Although we find ourselves sheltering in place, we nevertheless partake in a virtual trip with Cabot Yerxa, thanks to the journal he kept of his travel to Europe in 1925. The first leg of his adventure, aboard a steamer, took him to Central America. Here are excerpts in which he describes his observations in Panama City.
As soon as we got to Panama, I cut the bunch I came over with, because I knew they would start drinking right away. So I started out alone and walked 27 blocks out and 35 blocks back. Sixty-two blocks and hot weather got me tired, so I took a streetcar to the end of the line at La Sabanas, near which is the ruins of Old Panama, where Morgan the English buccaneer destroyed the town by burning it 300 years ago. On the way was the bullfight ring, racetrack, also the largest hospital in South America.

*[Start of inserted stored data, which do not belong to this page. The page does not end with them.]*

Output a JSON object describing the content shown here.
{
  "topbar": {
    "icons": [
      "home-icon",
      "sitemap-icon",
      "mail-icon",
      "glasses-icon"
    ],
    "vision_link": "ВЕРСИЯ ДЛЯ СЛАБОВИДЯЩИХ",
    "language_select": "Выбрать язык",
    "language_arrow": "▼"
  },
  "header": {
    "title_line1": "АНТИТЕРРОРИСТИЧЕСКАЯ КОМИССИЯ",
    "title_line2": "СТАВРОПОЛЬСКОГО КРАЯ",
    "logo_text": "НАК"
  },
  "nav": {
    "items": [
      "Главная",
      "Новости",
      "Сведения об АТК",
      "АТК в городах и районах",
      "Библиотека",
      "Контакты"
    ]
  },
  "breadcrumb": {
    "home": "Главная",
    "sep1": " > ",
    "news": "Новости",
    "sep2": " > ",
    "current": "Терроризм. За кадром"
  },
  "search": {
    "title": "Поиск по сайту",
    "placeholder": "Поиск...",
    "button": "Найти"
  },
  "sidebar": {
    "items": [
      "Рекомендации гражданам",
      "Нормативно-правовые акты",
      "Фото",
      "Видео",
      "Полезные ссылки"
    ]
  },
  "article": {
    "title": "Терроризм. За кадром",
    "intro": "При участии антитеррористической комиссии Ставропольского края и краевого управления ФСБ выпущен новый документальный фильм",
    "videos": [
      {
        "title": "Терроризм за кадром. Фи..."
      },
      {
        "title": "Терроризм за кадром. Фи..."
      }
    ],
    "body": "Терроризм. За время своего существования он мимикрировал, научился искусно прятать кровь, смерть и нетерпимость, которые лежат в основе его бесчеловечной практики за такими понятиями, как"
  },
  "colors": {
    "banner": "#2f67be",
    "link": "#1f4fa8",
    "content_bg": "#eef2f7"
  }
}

Then I took car back to the president’s palace and got talking to a policeman. He took me down to see the old jail built in the wall of the old city, Spanish-fashion. Then hunted up the famous “flat arch” of Panama and the old churches, some six or seven, one of which has an altar of 14-karat gold. This was the most wonderful thing of this kind I have ever seen; it must be 40 feet wide and 5 or 60 feet high. It occupies the whole end of a good-sized church; and with the sun shining on this mass of gold, it makes you gasp for words.
This old part of Panama is very, very interesting and beautiful — 10- or 12-foot streets, sidewalks two or three feet or none at all, everything of stone and clean. Buildings tinted all the bright colors, no two alike. Most houses two stories high with overhanging balconies, on which are many potted flowers and palms. Parrots and songbirds hang in cages, and children play and laugh. Every now and then, one sees small gardens in which are banana palms and numerous tropical plants and flowers which will not grow up north. Everyone seems to have his own coconut tree, because they stand up over streets, walls and houses.